Le chef de la défense éthiopienne dit que l’Éthiopie travaillant pour sécuriser l’accès en mer

Maria

Chef d'état-major de la défense éthiopienne _ Accès en mer Chef d'état-major de la défense éthiopienne _ Accès en mer
Le chef d’état-major de la défense éthiopienne, le maréchal Berhanu Jula (photo: SM)

Toronto – Le chef de la Force de défense éthiopienne, le maréchal Birhanu Jula, a comparu mercredi devant le comité permanent des relations étrangères et des affaires de la paix au Parlement.

Le ministre de la Défense, Aisha Mohammed, ainsi que le chef de la défense, auraient présenté au comité un rapport sur la performance de l’exercice final et un rapport de mise en œuvre du plan de dix ans.

Le chef de la défense a déclaré au comité que «les forces de défense travaillent en se concentrant sur la paix et la sécurité dans la corne de l’Afrique». Outre les conflits internes, il y a eu récemment des spéculations sur la rupture possible de la guerre entre l’Éthiopie et l’Érythrée après que la relation entre les deux pays s’est détériorée rapidement au cours des dernières années. La rhétorique de la part de l’administration d’Abiy Ahmed sur l’accès en mer est le facteur majeur pour laquelle la relation est maintenant proche du point de confrontation militaire.

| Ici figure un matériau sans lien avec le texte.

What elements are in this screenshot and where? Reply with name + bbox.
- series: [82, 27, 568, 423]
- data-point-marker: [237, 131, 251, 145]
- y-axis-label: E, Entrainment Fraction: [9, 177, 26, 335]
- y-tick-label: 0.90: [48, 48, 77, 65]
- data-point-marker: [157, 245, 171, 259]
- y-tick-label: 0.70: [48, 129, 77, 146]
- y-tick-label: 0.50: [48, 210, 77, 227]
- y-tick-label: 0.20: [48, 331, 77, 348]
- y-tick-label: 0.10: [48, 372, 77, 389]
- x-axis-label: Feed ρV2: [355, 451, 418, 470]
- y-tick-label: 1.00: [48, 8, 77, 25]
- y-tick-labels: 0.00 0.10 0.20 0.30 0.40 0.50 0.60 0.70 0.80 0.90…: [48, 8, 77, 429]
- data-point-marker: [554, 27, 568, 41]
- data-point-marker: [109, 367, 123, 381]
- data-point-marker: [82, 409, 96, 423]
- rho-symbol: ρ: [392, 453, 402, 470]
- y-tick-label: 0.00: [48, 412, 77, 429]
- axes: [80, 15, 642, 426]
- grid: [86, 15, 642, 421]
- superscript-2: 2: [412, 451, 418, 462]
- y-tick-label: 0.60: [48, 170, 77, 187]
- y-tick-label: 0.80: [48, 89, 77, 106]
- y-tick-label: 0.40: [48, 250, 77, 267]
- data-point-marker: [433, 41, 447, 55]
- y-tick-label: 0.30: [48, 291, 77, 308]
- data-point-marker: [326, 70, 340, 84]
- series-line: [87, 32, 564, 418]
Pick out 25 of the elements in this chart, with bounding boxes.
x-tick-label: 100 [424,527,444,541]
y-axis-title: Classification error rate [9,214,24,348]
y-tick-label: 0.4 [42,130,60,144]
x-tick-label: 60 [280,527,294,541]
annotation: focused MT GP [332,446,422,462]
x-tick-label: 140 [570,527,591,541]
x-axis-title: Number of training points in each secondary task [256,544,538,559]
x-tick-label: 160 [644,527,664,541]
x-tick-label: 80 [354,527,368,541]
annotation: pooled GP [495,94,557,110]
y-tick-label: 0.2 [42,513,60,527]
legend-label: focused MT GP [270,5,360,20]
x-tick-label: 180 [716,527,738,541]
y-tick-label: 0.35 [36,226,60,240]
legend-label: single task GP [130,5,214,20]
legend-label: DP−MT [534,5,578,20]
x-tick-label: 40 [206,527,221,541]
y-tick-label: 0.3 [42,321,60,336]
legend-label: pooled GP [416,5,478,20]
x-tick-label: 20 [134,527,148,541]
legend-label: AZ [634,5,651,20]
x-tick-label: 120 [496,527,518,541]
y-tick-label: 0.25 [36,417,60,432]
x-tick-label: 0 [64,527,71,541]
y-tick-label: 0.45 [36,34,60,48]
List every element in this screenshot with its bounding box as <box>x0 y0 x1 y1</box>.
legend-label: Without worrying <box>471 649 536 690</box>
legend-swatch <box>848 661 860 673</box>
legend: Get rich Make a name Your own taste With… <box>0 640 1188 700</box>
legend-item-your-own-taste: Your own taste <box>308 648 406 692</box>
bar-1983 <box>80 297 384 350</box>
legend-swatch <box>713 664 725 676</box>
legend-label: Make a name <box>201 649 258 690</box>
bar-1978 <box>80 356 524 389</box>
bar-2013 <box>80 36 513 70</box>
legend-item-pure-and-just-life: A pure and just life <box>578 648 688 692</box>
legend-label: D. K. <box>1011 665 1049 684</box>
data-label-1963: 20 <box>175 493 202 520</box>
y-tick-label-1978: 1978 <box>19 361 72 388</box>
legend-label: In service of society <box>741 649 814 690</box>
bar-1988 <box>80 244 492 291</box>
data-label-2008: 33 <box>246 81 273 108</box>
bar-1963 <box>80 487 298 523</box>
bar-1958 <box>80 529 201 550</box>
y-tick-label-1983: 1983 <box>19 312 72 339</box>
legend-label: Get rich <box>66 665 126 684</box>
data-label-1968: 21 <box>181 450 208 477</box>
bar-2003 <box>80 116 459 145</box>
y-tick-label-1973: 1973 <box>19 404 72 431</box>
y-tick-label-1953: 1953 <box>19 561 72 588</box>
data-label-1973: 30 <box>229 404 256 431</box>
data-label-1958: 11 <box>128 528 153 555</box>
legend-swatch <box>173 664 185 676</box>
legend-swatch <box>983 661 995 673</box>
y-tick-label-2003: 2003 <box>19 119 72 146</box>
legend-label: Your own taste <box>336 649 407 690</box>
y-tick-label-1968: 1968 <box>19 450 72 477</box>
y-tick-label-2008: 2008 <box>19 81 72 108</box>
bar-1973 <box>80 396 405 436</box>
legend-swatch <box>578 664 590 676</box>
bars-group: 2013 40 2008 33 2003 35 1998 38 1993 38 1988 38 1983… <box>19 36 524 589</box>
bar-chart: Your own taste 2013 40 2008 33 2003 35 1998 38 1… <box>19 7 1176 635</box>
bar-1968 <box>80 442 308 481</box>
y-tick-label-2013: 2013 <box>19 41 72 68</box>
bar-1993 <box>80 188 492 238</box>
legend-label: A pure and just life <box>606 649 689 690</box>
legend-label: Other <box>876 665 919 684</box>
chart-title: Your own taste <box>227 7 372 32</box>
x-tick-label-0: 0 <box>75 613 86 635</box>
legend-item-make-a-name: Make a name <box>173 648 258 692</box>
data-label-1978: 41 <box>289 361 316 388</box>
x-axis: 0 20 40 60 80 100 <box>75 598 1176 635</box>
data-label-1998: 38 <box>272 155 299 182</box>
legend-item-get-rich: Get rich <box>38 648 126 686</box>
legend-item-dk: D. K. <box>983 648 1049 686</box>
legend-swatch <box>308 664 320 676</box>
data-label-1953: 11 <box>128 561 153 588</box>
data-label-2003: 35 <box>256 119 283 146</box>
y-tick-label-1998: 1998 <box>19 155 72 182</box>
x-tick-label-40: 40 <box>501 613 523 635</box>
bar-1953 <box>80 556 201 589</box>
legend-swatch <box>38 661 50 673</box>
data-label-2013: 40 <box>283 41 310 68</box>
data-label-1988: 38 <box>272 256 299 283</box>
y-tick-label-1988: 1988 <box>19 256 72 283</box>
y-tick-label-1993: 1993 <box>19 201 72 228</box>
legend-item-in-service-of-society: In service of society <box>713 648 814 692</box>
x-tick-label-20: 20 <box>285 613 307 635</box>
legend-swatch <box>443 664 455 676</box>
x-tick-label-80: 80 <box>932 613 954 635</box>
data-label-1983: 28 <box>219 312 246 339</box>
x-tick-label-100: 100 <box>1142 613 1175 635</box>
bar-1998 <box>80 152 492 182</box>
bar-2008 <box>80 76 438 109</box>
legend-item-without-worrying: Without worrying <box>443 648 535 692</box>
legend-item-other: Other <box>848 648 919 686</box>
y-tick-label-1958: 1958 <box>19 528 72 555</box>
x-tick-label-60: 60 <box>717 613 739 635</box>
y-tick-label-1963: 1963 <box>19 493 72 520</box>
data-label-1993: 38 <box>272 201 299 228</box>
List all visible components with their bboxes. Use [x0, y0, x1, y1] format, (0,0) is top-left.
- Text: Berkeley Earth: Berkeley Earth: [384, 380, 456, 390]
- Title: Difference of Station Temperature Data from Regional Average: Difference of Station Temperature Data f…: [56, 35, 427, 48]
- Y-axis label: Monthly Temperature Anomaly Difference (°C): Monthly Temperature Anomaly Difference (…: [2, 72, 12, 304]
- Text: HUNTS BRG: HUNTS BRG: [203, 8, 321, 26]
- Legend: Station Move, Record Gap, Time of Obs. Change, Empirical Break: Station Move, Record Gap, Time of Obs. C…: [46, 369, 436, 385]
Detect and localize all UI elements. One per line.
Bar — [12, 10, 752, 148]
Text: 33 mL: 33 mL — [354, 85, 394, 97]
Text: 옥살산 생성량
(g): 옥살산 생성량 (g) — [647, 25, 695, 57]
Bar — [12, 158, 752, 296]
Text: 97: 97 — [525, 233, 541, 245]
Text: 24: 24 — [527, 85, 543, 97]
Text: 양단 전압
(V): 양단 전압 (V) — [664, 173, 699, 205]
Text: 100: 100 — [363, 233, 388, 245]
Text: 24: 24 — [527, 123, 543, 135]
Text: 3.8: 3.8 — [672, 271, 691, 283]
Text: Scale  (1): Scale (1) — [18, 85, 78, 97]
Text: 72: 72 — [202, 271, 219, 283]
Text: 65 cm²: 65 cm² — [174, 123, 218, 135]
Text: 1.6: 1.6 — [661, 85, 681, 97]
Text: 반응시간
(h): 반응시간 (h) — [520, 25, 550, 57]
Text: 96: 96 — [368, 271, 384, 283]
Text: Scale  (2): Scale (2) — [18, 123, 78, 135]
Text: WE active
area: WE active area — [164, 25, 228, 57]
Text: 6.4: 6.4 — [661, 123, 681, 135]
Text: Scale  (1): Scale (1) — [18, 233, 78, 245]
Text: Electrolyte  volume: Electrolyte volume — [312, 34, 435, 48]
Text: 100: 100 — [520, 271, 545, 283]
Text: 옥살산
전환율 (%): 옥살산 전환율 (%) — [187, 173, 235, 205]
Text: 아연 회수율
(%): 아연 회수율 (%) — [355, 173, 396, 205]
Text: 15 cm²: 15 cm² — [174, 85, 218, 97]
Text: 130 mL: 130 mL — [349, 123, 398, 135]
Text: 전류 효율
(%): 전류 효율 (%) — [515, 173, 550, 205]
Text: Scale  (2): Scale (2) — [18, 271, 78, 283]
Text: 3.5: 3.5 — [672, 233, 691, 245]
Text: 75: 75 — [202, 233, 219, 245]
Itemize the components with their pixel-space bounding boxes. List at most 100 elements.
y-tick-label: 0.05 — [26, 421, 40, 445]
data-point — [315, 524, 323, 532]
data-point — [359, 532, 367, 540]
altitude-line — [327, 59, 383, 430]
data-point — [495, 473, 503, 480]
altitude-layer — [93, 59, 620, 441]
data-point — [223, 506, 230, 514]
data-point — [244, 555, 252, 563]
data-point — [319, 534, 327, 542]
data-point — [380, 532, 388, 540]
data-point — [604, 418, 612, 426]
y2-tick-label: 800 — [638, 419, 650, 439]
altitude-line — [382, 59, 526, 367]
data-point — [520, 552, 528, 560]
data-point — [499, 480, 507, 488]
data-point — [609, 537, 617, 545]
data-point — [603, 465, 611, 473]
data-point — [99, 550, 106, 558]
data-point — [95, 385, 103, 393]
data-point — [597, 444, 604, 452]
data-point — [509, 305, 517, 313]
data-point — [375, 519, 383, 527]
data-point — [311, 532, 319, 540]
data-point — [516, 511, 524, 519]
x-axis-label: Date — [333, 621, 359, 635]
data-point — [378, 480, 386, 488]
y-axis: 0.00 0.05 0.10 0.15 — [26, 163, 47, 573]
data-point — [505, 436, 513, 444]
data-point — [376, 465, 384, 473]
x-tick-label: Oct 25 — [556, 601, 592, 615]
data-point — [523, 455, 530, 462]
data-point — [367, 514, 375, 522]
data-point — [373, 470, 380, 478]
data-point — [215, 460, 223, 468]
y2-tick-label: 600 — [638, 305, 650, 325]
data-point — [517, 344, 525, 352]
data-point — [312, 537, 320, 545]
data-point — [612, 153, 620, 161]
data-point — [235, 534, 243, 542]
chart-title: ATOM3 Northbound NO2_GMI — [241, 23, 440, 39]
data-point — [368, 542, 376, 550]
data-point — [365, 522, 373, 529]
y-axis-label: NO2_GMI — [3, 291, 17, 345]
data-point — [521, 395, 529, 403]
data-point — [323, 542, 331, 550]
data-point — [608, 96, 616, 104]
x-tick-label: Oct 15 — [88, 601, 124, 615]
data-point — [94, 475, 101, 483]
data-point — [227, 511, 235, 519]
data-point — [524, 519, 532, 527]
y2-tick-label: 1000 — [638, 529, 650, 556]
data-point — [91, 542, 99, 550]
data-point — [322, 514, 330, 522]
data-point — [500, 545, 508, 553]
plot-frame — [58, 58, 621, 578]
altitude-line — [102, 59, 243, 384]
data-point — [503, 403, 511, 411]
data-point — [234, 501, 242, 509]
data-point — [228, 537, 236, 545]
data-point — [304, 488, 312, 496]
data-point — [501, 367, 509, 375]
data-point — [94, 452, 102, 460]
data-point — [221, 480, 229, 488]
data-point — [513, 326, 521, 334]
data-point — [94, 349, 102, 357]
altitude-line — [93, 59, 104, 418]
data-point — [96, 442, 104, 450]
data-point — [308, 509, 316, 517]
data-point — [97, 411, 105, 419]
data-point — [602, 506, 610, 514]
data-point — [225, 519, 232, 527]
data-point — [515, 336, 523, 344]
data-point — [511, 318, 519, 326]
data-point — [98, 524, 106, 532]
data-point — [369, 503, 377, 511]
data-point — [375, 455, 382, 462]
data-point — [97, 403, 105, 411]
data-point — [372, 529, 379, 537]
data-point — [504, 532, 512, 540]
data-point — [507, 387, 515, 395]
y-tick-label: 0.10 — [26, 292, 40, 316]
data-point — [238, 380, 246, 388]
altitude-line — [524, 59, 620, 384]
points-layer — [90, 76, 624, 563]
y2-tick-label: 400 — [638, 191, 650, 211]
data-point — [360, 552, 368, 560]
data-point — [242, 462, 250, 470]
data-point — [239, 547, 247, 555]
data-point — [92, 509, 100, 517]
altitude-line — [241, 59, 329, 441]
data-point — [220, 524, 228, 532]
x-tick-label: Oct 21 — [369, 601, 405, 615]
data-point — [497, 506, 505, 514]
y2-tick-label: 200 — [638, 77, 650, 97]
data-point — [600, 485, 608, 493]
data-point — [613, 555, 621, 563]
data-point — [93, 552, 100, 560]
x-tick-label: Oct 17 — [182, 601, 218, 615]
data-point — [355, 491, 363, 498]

Le maréchal de terrain a mentionné les problèmes d’accès en mer lors du rapport. « Des efforts incessants sont en cours pour travailler en coopération avec les pays de la région pour assurer l’accès maritime à l’Éthiopie », a-t-il dit. En outre, il a déclaré que la renaissance de la marine éthiopienne était un plan délibéré dans le cadre de l’effort visant à garantir que l’Éthiopie a accès à la mer. Il affirme qu’une force capable de défendre dans la provocation sur la terre ou la mer est formée. Quant à la situation de sécurité intérieure, il a fait une autre affirmation selon laquelle «des mesures sont prises contre les groupes armés dans le pays». En même temps, il a souligné que les États régionaux s’efforcent de défendre leur paix par eux-mêmes afin que les Forces de défense puissent revenir à sa mission principale.

D’autres problèmes ont été mis en évidence dans la présentation. Le ministre de la Défense a affirmé que «54 000 combattants armés [apparently from the rebel group]«Qui a mis fin aux activités armées a été formée et réintégrée dans la société. Cependant, il n’est pas spécifié quant aux groupes armés auxquels ils appartiennent.

Le gouvernement Abiy Ahmed entreprend un engagement militaire dans la région d’Oromia, l’Éthiopie depuis plus de six ans contre l’Armée de libération de l’Oromo et contre les forces de Fano dans la région d’Amhara en Éthiopie au cours des deux dernières années.

Une attention a été accordée pour améliorer la capacité des Forces de défense à entreprendre des travaux pour défendre la nation contre toute attaque possible, a déclaré le ministre au comité.

Le comité permanent aurait évalué la performance de la Force de défense comme «encourageante».

La Force de défense éthiopienne a été impliquée dans des «crimes contre l’humanité», comme une organisation des droits de l’homme l’a décrit et «génocide» dans la région d’Amhara en Éthiopie au cours des deux dernières années. Il y a eu des rapports récurrents d’attaques de drones et de bombardements d’artillerie contre des civils dans de nombreuses régions de la région d’Amahra en plus de viol. De plus, il y a eu des allégations similaires dans la région d’Oromia, bien qu’il n’y ait pas eu de frappes de drones récurrentes et de bombardements d’artillerie dans la région.